Pasó el día siguiente con Sally. Y después recibió otro correo electrónico. Con otro vídeo. Y éste era tan monstruoso que Rob vomitó mientras lo veía.

41

En cuanto recibió el nuevo correo con el vídeo, Rob se dirigió a Scotland Yard, al despacho de Forrester. No se molestó en llamar previamente por teléfono, ni de enviar un mensaje o un correo electrónico. Se limpió el vómito de la boca, se lavó la cara con agua fría y después tomó un taxi.

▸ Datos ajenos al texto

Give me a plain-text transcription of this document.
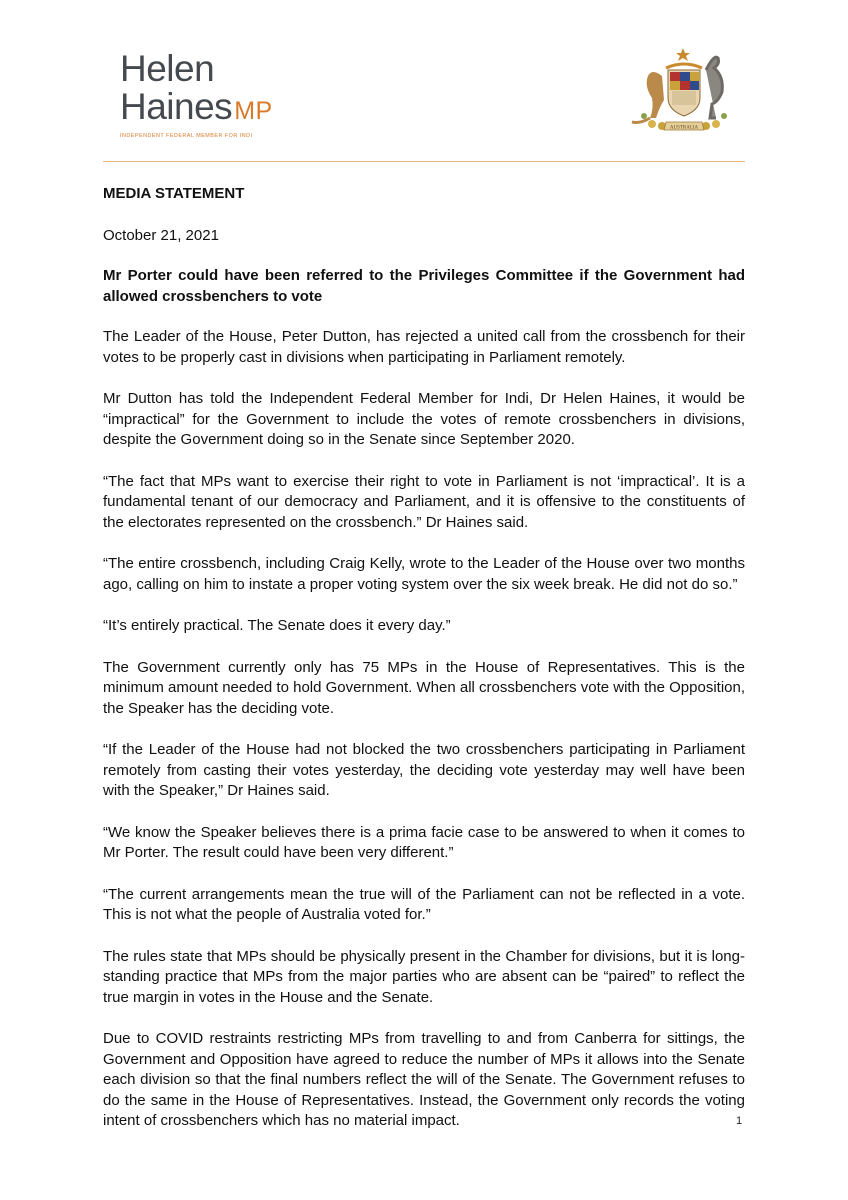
Helen
Haines MP
INDEPENDENT FEDERAL MEMBER FOR INDI
AUSTRALIA

MEDIA STATEMENT

October 21, 2021

Mr Porter could have been referred to the Privileges Committee if the Government had allowed crossbenchers to vote

The Leader of the House, Peter Dutton, has rejected a united call from the crossbench for their votes to be properly cast in divisions when participating in Parliament remotely.

Mr Dutton has told the Independent Federal Member for Indi, Dr Helen Haines, it would be “impractical” for the Government to include the votes of remote crossbenchers in divisions, despite the Government doing so in the Senate since September 2020.

“The fact that MPs want to exercise their right to vote in Parliament is not ‘impractical’. It is a fundamental tenant of our democracy and Parliament, and it is offensive to the constituents of the electorates represented on the crossbench.” Dr Haines said.

“The entire crossbench, including Craig Kelly, wrote to the Leader of the House over two months ago, calling on him to instate a proper voting system over the six week break. He did not do so.”

“It’s entirely practical. The Senate does it every day.”

The Government currently only has 75 MPs in the House of Representatives. This is the minimum amount needed to hold Government. When all crossbenchers vote with the Opposition, the Speaker has the deciding vote.

“If the Leader of the House had not blocked the two crossbenchers participating in Parliament remotely from casting their votes yesterday, the deciding vote yesterday may well have been with the Speaker,” Dr Haines said.

“We know the Speaker believes there is a prima facie case to be answered to when it comes to Mr Porter. The result could have been very different.”

“The current arrangements mean the true will of the Parliament can not be reflected in a vote. This is not what the people of Australia voted for.”

The rules state that MPs should be physically present in the Chamber for divisions, but it is long-standing practice that MPs from the major parties who are absent can be “paired” to reflect the true margin in votes in the House and the Senate.

Due to COVID restraints restricting MPs from travelling to and from Canberra for sittings, the Government and Opposition have agreed to reduce the number of MPs it allows into the Senate each division so that the final numbers reflect the will of the Senate. The Government refuses to do the same in the House of Representatives. Instead, the Government only records the voting intent of crossbenchers which has no material impact.	1
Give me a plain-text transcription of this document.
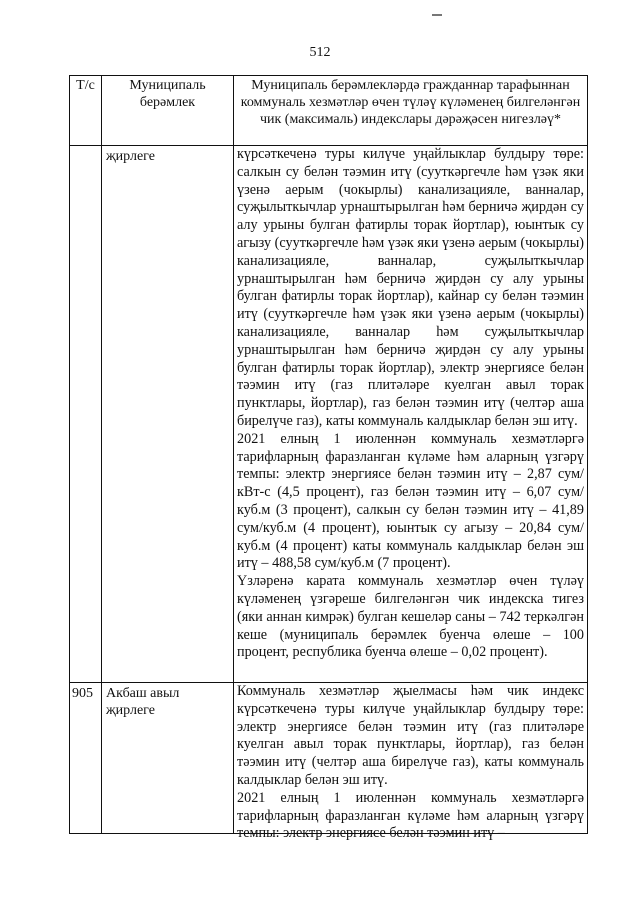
512
Т/с	Муниципаль берәмлек	Муниципаль берәмлекләрдә гражданнар тарафыннан коммуналь хезмәтләр өчен түләү күләменең билгеләнгән чик (максималь) индекслары дәрәҗәсен нигезләү*

	җирлеге	күрсәткеченә туры килүче уңайлыклар булдыру төре: салкын су белән тәэмин итү (сууткәргечле һәм үзәк яки үзенә аерым (чокырлы) канализацияле, ванналар, суҗылыткычлар урнаштырылган һәм берничә җирдән су алу урыны булган фатирлы торак йортлар), юынтык су агызу (сууткәргечле һәм үзәк яки үзенә аерым (чокырлы) канализацияле, ванналар, суҗылыткычлар урнаштырылган һәм берничә җирдән су алу урыны булган фатирлы торак йортлар), кайнар су белән тәэмин итү (сууткәргечле һәм үзәк яки үзенә аерым (чокырлы) канализацияле, ванналар һәм суҗылыткычлар урнаштырылган һәм берничә җирдән су алу урыны булган фатирлы торак йортлар), электр энергиясе белән тәэмин итү (газ плитәләре куелган авыл торак пунктлары, йортлар), газ белән тәэмин итү (челтәр аша бирелүче газ), каты коммуналь калдыклар белән эш итү.

2021 елның 1 июленнән коммуналь хезмәтләргә тарифларның фаразланган күләме һәм аларның үзгәрү темпы: электр энергиясе белән тәэмин итү – 2,87 сум/кВт-с (4,5 процент), газ белән тәэмин итү – 6,07 сум/куб.м (3 процент), салкын су белән тәэмин итү – 41,89 сум/куб.м (4 процент), юынтык су агызу – 20,84 сум/куб.м (4 процент) каты коммуналь калдыклар белән эш итү – 488,58 сум/куб.м (7 процент).

Үзләренә карата коммуналь хезмәтләр өчен түләү күләменең үзгәреше билгеләнгән чик индекска тигез (яки аннан кимрәк) булган кешеләр саны – 742 теркәлгән кеше (муниципаль берәмлек буенча өлеше – 100 процент, республика буенча өлеше – 0,02 процент).

905	Акбаш авыл җирлеге	Коммуналь хезмәтләр җыелмасы һәм чик индекс күрсәткеченә туры килүче уңайлыклар булдыру төре: электр энергиясе белән тәэмин итү (газ плитәләре куелган авыл торак пунктлары, йортлар), газ белән тәэмин итү (челтәр аша бирелүче газ), каты коммуналь калдыклар белән эш итү.

2021 елның 1 июленнән коммуналь хезмәтләргә тарифларның фаразланган күләме һәм аларның үзгәрү темпы: электр энергиясе белән тәэмин итү –
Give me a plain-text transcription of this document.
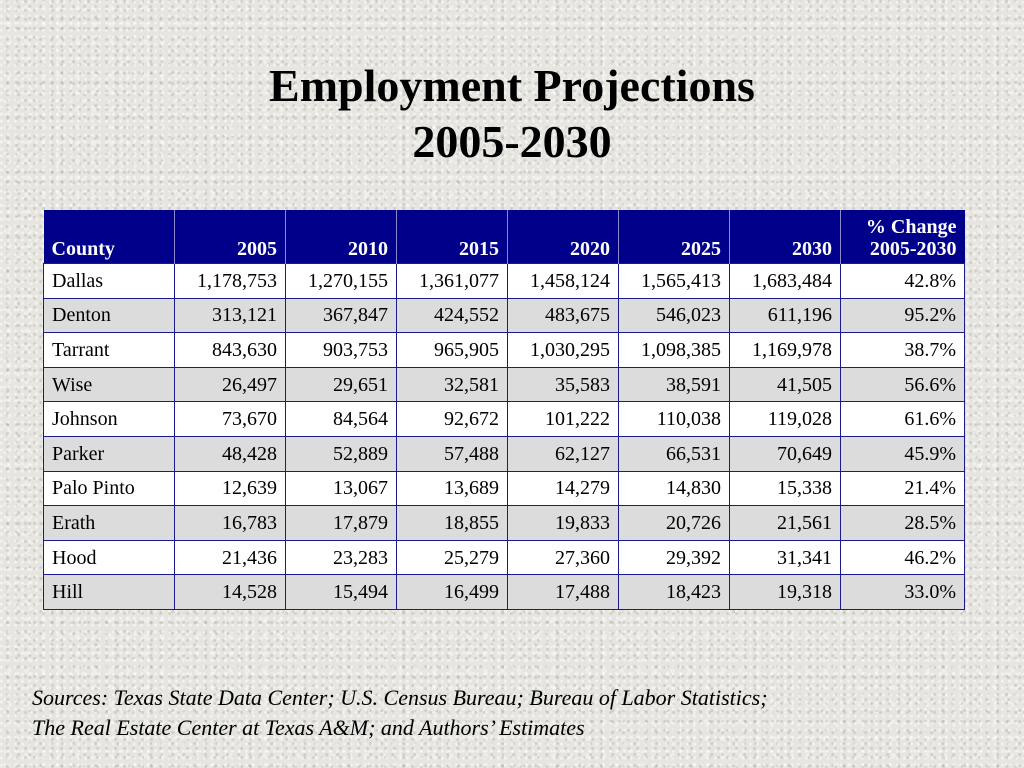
Employment Projections
2005-2030
County	2005	2010	2015	2020	2025	2030	% Change
2005-2030

Dallas	1,178,753	1,270,155	1,361,077	1,458,124	1,565,413	1,683,484	42.8%
Denton	313,121	367,847	424,552	483,675	546,023	611,196	95.2%
Tarrant	843,630	903,753	965,905	1,030,295	1,098,385	1,169,978	38.7%
Wise	26,497	29,651	32,581	35,583	38,591	41,505	56.6%
Johnson	73,670	84,564	92,672	101,222	110,038	119,028	61.6%
Parker	48,428	52,889	57,488	62,127	66,531	70,649	45.9%
Palo Pinto	12,639	13,067	13,689	14,279	14,830	15,338	21.4%
Erath	16,783	17,879	18,855	19,833	20,726	21,561	28.5%
Hood	21,436	23,283	25,279	27,360	29,392	31,341	46.2%
Hill	14,528	15,494	16,499	17,488	18,423	19,318	33.0%
Sources: Texas State Data Center; U.S. Census Bureau; Bureau of Labor Statistics;
The Real Estate Center at Texas A&M; and Authors’ Estimates
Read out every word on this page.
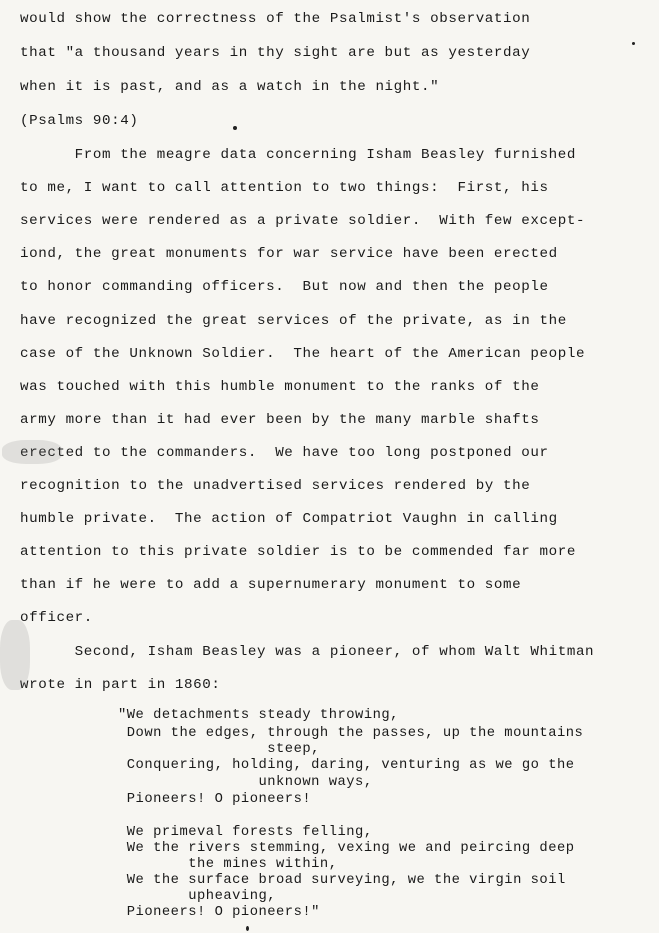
would show the correctness of the Psalmist's observation
that "a thousand years in thy sight are but as yesterday
when it is past, and as a watch in the night."
(Psalms 90:4)
From the meagre data concerning Isham Beasley furnished
to me, I want to call attention to two things:  First, his
services were rendered as a private soldier.  With few except-
iond, the great monuments for war service have been erected
to honor commanding officers.  But now and then the people
have recognized the great services of the private, as in the
case of the Unknown Soldier.  The heart of the American people
was touched with this humble monument to the ranks of the
army more than it had ever been by the many marble shafts
erected to the commanders.  We have too long postponed our
recognition to the unadvertised services rendered by the
humble private.  The action of Compatriot Vaughn in calling
attention to this private soldier is to be commended far more
than if he were to add a supernumerary monument to some
officer.
Second, Isham Beasley was a pioneer, of whom Walt Whitman
wrote in part in 1860:
"We detachments steady throwing,
Down the edges, through the passes, up the mountains
steep,
Conquering, holding, daring, venturing as we go the
unknown ways,
Pioneers! O pioneers!
We primeval forests felling,
We the rivers stemming, vexing we and peircing deep
the mines within,
We the surface broad surveying, we the virgin soil
upheaving,
Pioneers! O pioneers!"
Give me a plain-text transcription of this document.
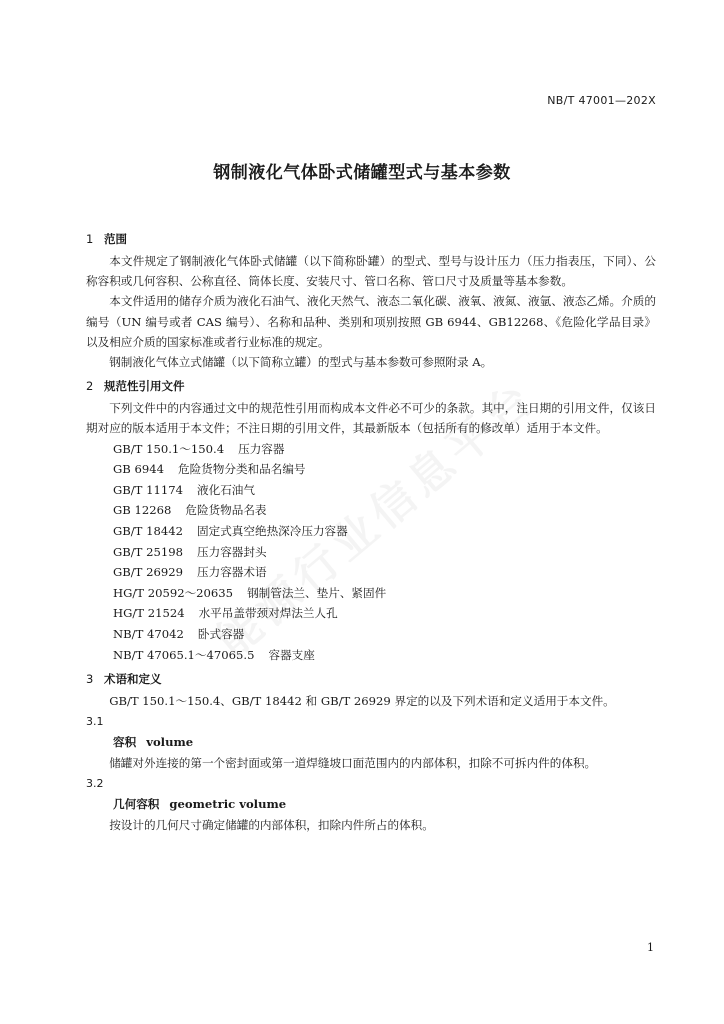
NB/T 47001—202X
钢制液化气体卧式储罐型式与基本参数

1 范围

本文件规定了钢制液化气体卧式储罐（以下简称卧罐）的型式、型号与设计压力（压力指表压，下同）、公称容积或几何容积、公称直径、筒体长度、安装尺寸、管口名称、管口尺寸及质量等基本参数。

本文件适用的储存介质为液化石油气、液化天然气、液态二氧化碳、液氧、液氮、液氩、液态乙烯。介质的编号（UN 编号或者 CAS 编号）、名称和品种、类别和项别按照 GB 6944、GB12268、《危险化学品目录》以及相应介质的国家标准或者行业标准的规定。

钢制液化气体立式储罐（以下简称立罐）的型式与基本参数可参照附录 A。

2 规范性引用文件

下列文件中的内容通过文中的规范性引用而构成本文件必不可少的条款。其中，注日期的引用文件，仅该日期对应的版本适用于本文件；不注日期的引用文件，其最新版本（包括所有的修改单）适用于本文件。

GB/T 150.1～150.4 压力容器

GB 6944 危险货物分类和品名编号

GB/T 11174 液化石油气

GB 12268 危险货物品名表

GB/T 18442 固定式真空绝热深冷压力容器

GB/T 25198 压力容器封头

GB/T 26929 压力容器术语

HG/T 20592～20635 钢制管法兰、垫片、紧固件

HG/T 21524 水平吊盖带颈对焊法兰人孔

NB/T 47042 卧式容器

NB/T 47065.1～47065.5 容器支座

3 术语和定义

GB/T 150.1～150.4、GB/T 18442 和 GB/T 26929 界定的以及下列术语和定义适用于本文件。

3.1

容积 volume

储罐对外连接的第一个密封面或第一道焊缝坡口面范围内的内部体积，扣除不可拆内件的体积。

3.2

几何容积 geometric volume

按设计的几何尺寸确定储罐的内部体积，扣除内件所占的体积。

1
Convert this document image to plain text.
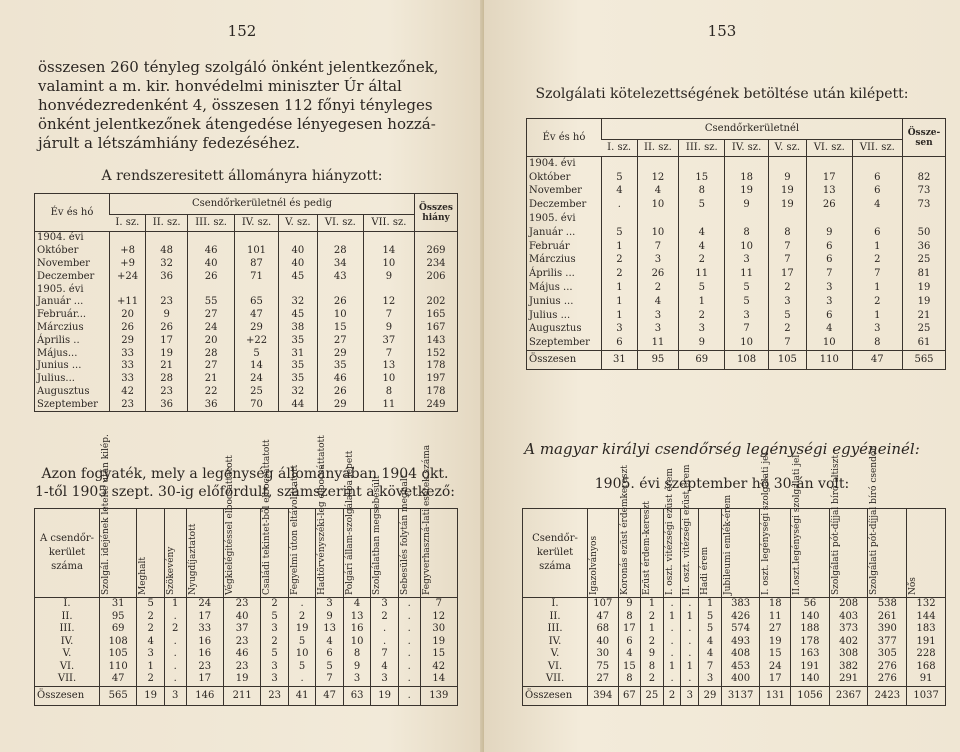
152
összesen 260 tényleg szolgáló önként jelentkezőnek,
valamint a m. kir. honvédelmi miniszter Úr által
honvédezredenként 4, összesen 112 főnyi tényleges
önként jelentkezőnek átengedése lényegesen hozzá-
járult a létszámhiány fedezéséhez.
A rendszeresitett állományra hiányzott:
Év és hó	Csendőrkerületnél és pedig							Összes hiány
	I. sz.	II. sz.	III. sz.	IV. sz.	V. sz.	VI. sz.	VII. sz.	
1904. évi								
Október	+8	48	46	101	40	28	14	269
November	+9	32	40	87	40	34	10	234
Deczember	+24	36	26	71	45	43	9	206
1905. évi								
Január ...	+11	23	55	65	32	26	12	202
Február...	20	9	27	47	45	10	7	165
Márczius	26	26	24	29	38	15	9	167
Április ..	29	17	20	+22	35	27	37	143
Május...	33	19	28	5	31	29	7	152
Junius ...	33	21	27	14	35	35	13	178
Julius...	33	28	21	24	35	46	10	197
Augusztus	42	23	22	25	32	26	8	178
Szeptember	23	36	36	70	44	29	11	249
Azon fogyaték, mely a legénység állományában 1904 okt.
1-től 1905 szept. 30-ig előfordult, számszerint a következő:
A csendőr-kerület száma	Szolgál. idejének letelte után kilép.	Meghalt	Szökevény	Nyugdíjaztatott	Végkielégitéssel elbocsáttatott	Családi tekintet-ből elbocsáttatott	Fegyelmi úton eltávolíttatott	Hadtörvényszéki-leg elbocsáttatott	Polgári állam-szolgálatba lépett	Szolgálatban megsebesült	Sebesülés folytán meghalt	Fegyverhaszná-lati esetek száma

I.	31	5	1	24	23	2	.	3	4	3	.	7
II.	95	2	.	17	40	5	2	9	13	2	.	12
III.	69	2	2	33	37	3	19	13	16	.	.	30
IV.	108	4	.	16	23	2	5	4	10	.	.	19
V.	105	3	.	16	46	5	10	6	8	7	.	15
VI.	110	1	.	23	23	3	5	5	9	4	.	42
VII.	47	2	.	17	19	3	.	7	3	3	.	14
Összesen	565	19	3	146	211	23	41	47	63	19	.	139
153
Szolgálati kötelezettségének betöltése után kilépett:
Év és hó	Csendőrkerületnél							Össze-sen
	I. sz.	II. sz.	III. sz.	IV. sz.	V. sz.	VI. sz.	VII. sz.	
1904. évi								
Október	5	12	15	18	9	17	6	82
November	4	4	8	19	19	13	6	73
Deczember	.	10	5	9	19	26	4	73
1905. évi								
Január ...	5	10	4	8	8	9	6	50
Február	1	7	4	10	7	6	1	36
Márczius	2	3	2	3	7	6	2	25
Április ...	2	26	11	11	17	7	7	81
Május ...	1	2	5	5	2	3	1	19
Junius ...	1	4	1	5	3	3	2	19
Julius ...	1	3	2	3	5	6	1	21
Augusztus	3	3	3	7	2	4	3	25
Szeptember	6	11	9	10	7	10	8	61
Összesen	31	95	69	108	105	110	47	565
A magyar királyi csendőrség legénységi egyéneinél:
1905. évi szeptember hó 30-án volt:
Csendőr-kerület száma	Igazolványos	Koronás ezüst érdemkereszt	Ezüst érdem-kereszt	I. oszt. vitézségi ezüst érem	II. oszt. vitézségi ezüst érem	Hadi érem	Jubileumi emlék-érem	I. oszt. legénységi szolgálati jel	II.oszt.legénységi szolgálati jel	Szolgálati pót-díjjal bíró altiszt	Szolgálati pót-díjjal bíró csendőr	Nős

I.	107	9	1	.	.	1	383	18	56	208	538	132
II.	47	8	2	1	1	5	426	11	140	403	261	144
III.	68	17	1	.	.	5	574	27	188	373	390	183
IV.	40	6	2	.	.	4	493	19	178	402	377	191
V.	30	4	9	.	.	4	408	15	163	308	305	228
VI.	75	15	8	1	1	7	453	24	191	382	276	168
VII.	27	8	2	.	.	3	400	17	140	291	276	91
Összesen	394	67	25	2	3	29	3137	131	1056	2367	2423	1037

De camino a Victoria miró a la gente feliz. De compras, paseando, subiendo y bajando de los autobuses. Era difícil conciliar la normalidad de la escena callejera con la obscenidad de lo que Rob acababa de presenciar en el vídeo.

Trató de no pensar en ello. Tenía que controlar su rabia. Todavía podían salvar a su hija; aunque fuera demasiado tarde para Christine. Se sentó en el asiento de atrás del taxi y sintió ganas de lanzarse por la ventanilla del coche, pero no iba a perder el control. Todavía no. Lo que haría, si tenía alguna vez la oportunidad, sería matar salvajemente a Cloncurry. Y no sólo matarle con un cuchillo o un hacha. Rob iba a atizar a Cloncurry en la cabeza, hacerle pedazos la parte posterior del cráneo hasta que el cerebro le saliera por los ojos. No, peor aún, lo quemaría despacio con ácido, le destrozaría esa cara bonita. Lo que fuera. Lo que fuera. Lo que fuera. Lo que fuera. LO QUE FUERA. LO QUE FUERA.